What Needs Attention?

I have a friend who, when I asked him why he goes to so many retreats, replied “Because there is always something that needs attention and because of nothing at all.”

This struck me as a wonderful and true answer. There IS always something in us that needs attention, isn’t there? In fact it often feels like there is an overwhelming amount of “stuff” that needs attention.

How do we give attention to these things? It seems that our usual first attempt is to verbalize what’s going on. That’s a natural first step, although it has some limitations as well. What I “think” about what’s going on is often not very accurate. Sometimes the very act of identifying a “problem” actually reinforces it. Certainly, being able to verbalize an issue clearly is helpful but I’m just reporting what I’ve observed in myself. I need to take the verbalization with a grain of salt and I need to let go of it at some point.

A second step is to look for some help or insights outside of myself. This is also helpful, including reading books, talking with others, and getting professional guidance. I’ve found some really wonderful help this way.

Ultimately, there is another step that is different in that the first two involve what I know and what other people know. This “new” step involves moving beyond the limited realm of what is known and into the open space of being with the wholeness of what is happening inside and outside, beyond trying to know what is happening. In other words to really be with what is going on requires, in my experience, a letting go of that activity of the brain that tries to put new, fresh input into my existing knowledge. The key is that that activity of the brain lets up so that the brain can experience more fully and deeply what is right here. Knowing may happen or not happen but the brain can learn to relax away from the compulsive attempt to know so that the brain can operate in a new, direct sensing way.

In my experience deep healing of what needs attention comes most directly out of this unknowing, relaxed deep and still sensitivity.

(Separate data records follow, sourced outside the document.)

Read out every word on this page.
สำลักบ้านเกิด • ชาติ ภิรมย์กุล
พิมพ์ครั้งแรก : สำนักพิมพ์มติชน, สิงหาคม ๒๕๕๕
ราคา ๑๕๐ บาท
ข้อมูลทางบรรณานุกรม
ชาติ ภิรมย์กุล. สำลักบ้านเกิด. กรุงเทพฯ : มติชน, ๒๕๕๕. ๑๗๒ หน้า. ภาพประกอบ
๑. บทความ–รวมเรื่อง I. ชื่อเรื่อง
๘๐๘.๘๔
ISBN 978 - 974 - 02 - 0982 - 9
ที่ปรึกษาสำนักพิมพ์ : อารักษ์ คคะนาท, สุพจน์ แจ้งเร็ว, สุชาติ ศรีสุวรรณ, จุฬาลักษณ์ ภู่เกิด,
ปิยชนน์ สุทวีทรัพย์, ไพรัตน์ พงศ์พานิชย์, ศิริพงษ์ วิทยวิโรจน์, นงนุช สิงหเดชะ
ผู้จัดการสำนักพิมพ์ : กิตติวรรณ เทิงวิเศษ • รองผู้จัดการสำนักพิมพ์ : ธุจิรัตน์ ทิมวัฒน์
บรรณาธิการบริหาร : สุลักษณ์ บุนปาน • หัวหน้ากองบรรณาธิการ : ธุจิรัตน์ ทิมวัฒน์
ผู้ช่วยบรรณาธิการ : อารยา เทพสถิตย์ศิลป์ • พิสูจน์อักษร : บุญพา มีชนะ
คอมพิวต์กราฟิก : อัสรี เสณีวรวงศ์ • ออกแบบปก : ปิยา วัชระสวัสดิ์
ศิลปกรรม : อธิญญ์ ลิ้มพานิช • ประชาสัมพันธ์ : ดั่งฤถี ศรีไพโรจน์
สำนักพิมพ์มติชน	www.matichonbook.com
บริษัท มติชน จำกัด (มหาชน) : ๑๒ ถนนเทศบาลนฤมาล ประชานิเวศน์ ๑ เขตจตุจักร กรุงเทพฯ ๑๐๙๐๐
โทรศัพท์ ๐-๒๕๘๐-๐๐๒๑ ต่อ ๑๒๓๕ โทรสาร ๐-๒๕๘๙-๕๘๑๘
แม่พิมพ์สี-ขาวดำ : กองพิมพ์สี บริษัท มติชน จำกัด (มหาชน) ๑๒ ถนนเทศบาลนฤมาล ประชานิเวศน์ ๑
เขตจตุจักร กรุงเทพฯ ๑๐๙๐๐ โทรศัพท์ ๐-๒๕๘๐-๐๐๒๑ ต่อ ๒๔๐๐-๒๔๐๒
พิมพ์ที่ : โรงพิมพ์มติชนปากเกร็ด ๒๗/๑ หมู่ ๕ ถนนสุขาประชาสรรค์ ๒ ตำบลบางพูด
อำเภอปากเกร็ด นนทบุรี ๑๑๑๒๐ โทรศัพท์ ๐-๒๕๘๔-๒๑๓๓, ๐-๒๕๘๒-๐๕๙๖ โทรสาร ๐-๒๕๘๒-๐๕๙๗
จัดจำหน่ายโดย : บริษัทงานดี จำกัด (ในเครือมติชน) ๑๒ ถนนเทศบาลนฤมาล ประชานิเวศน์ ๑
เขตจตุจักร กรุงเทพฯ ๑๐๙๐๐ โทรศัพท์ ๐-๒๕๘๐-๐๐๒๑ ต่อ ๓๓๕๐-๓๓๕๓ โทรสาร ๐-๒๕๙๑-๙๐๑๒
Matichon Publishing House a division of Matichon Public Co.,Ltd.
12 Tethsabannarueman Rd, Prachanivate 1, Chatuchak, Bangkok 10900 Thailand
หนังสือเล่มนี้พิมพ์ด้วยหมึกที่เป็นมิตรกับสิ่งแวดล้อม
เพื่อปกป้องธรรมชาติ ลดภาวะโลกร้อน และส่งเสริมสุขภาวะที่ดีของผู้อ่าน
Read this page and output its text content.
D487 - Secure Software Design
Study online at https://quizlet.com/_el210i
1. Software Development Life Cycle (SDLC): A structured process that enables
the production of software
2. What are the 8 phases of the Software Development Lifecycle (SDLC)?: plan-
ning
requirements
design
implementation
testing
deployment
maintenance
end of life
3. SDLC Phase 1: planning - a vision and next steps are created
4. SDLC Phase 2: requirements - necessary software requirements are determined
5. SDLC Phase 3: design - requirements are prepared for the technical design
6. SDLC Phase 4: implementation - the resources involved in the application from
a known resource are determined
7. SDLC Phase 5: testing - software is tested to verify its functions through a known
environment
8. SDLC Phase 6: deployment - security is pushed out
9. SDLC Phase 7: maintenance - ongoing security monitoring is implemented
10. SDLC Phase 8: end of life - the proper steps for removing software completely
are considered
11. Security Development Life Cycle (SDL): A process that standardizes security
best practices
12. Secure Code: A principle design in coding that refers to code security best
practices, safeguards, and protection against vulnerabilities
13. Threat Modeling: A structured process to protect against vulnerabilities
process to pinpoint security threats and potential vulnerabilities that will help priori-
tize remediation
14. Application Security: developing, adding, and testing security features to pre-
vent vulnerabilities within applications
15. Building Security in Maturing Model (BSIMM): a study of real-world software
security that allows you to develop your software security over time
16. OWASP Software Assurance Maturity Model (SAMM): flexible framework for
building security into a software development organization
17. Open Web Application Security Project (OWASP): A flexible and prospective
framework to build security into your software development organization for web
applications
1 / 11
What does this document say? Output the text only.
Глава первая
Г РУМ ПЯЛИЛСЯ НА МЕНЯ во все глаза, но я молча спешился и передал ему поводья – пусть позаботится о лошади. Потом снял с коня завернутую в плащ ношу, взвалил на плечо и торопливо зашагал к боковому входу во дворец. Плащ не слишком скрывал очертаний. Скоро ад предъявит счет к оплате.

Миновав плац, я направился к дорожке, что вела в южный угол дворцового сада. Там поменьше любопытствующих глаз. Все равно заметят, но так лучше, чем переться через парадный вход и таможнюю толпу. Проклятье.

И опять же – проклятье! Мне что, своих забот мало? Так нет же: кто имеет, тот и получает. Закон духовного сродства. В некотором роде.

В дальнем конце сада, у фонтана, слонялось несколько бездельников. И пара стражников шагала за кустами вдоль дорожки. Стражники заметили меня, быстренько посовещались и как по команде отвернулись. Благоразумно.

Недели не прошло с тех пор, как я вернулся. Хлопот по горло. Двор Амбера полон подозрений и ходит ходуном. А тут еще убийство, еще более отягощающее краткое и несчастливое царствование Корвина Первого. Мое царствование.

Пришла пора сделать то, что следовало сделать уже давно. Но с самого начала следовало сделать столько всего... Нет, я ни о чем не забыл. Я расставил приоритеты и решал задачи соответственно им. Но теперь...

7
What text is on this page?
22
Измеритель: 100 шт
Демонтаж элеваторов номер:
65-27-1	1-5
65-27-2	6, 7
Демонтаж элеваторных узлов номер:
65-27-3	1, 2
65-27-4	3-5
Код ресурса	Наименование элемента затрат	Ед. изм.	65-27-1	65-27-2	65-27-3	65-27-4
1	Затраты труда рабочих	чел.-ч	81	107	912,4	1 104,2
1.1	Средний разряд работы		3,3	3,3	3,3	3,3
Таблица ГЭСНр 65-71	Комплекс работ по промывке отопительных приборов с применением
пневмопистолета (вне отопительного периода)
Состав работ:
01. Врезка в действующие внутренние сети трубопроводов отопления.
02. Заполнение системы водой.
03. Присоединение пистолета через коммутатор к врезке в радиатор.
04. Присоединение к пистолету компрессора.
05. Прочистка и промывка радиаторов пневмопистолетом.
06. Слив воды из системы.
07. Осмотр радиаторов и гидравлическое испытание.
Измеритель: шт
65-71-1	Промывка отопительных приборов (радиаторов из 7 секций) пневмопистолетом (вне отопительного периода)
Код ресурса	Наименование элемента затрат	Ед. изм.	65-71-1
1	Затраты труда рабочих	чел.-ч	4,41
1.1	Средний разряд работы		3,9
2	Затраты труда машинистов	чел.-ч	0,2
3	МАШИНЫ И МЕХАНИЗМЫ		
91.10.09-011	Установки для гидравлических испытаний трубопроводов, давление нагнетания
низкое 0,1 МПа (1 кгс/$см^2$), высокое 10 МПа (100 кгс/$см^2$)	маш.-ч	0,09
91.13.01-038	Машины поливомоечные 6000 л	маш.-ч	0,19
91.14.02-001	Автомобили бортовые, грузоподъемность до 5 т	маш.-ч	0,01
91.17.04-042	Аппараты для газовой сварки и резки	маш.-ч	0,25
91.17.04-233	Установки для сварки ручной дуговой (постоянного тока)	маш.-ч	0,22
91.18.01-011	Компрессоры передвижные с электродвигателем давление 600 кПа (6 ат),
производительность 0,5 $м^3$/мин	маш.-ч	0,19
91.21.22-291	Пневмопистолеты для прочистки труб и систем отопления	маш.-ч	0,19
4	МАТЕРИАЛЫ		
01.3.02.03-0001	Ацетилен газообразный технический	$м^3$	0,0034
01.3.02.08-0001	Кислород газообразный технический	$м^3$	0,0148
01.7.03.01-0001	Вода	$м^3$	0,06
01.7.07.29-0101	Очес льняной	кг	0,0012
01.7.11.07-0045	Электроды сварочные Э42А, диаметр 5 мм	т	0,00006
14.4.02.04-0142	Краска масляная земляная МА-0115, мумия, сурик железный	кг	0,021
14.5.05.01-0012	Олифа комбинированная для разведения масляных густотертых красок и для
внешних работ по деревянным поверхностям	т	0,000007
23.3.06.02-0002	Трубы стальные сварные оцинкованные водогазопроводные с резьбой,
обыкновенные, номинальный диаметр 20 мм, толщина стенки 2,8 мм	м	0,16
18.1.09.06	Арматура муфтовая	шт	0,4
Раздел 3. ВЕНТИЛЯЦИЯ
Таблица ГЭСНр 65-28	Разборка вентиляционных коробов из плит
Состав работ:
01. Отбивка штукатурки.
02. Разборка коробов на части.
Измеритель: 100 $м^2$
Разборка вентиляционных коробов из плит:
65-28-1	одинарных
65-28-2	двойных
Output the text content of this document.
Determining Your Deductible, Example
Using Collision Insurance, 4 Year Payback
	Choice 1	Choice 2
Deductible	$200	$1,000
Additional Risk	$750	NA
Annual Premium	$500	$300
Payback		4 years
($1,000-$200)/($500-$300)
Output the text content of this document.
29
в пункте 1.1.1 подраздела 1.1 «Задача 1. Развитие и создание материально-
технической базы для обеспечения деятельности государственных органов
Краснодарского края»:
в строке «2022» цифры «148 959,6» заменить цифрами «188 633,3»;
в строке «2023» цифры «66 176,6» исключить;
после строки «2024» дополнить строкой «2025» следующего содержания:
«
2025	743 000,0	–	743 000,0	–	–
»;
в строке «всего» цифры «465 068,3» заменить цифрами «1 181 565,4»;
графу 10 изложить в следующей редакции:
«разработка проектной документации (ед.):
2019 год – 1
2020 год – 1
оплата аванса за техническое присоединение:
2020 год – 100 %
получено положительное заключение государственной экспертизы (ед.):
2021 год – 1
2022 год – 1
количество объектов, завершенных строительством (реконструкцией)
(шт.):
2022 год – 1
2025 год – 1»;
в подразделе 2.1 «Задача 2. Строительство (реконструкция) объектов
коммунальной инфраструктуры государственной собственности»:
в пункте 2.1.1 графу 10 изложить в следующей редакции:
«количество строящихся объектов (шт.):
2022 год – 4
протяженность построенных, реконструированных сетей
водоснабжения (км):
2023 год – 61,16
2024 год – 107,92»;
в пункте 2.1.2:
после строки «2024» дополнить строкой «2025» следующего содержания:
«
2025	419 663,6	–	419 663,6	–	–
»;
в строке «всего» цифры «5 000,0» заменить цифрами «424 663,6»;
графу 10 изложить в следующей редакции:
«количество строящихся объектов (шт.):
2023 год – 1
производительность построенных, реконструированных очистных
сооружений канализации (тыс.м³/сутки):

This deep listening can operate in us even when we come together as a group for dialogue. In fact coming together – if we don’t wander to far away into trying to figure things out – can amplify this process of stillness and listening penetrating into the hidden areas that need attention. By habit we don’t usually talk and listening together in this way but we can learn to by coming together, if we give this process enough chance with each other.

So part of this shared healing process is making the effort to come together from time to time and learning – sometimes awkwardly – how to talk and listen together in a way that begins to penetrate into those areas that need attention. This is the purpose of our group activities in and out of retreat.

What about the “because of nothing at all?” This is a beautiful way of saying that healing, opening, growing together is a natural expression of life that just happens and takes care of itself if we give it a chance. We don’t have to struggle to do it. And while this healing and listening is happening for us in a group or alone, it is an expression of the wholeness of the world all around us at this very moment. Just as the sun sometimes pokes out from behind clouds, the heart sometimes open in joy or in pain, for its own sake. Not for some future goal. We can say that wholeness in a moment is exactly what heals and it happens for its own sake.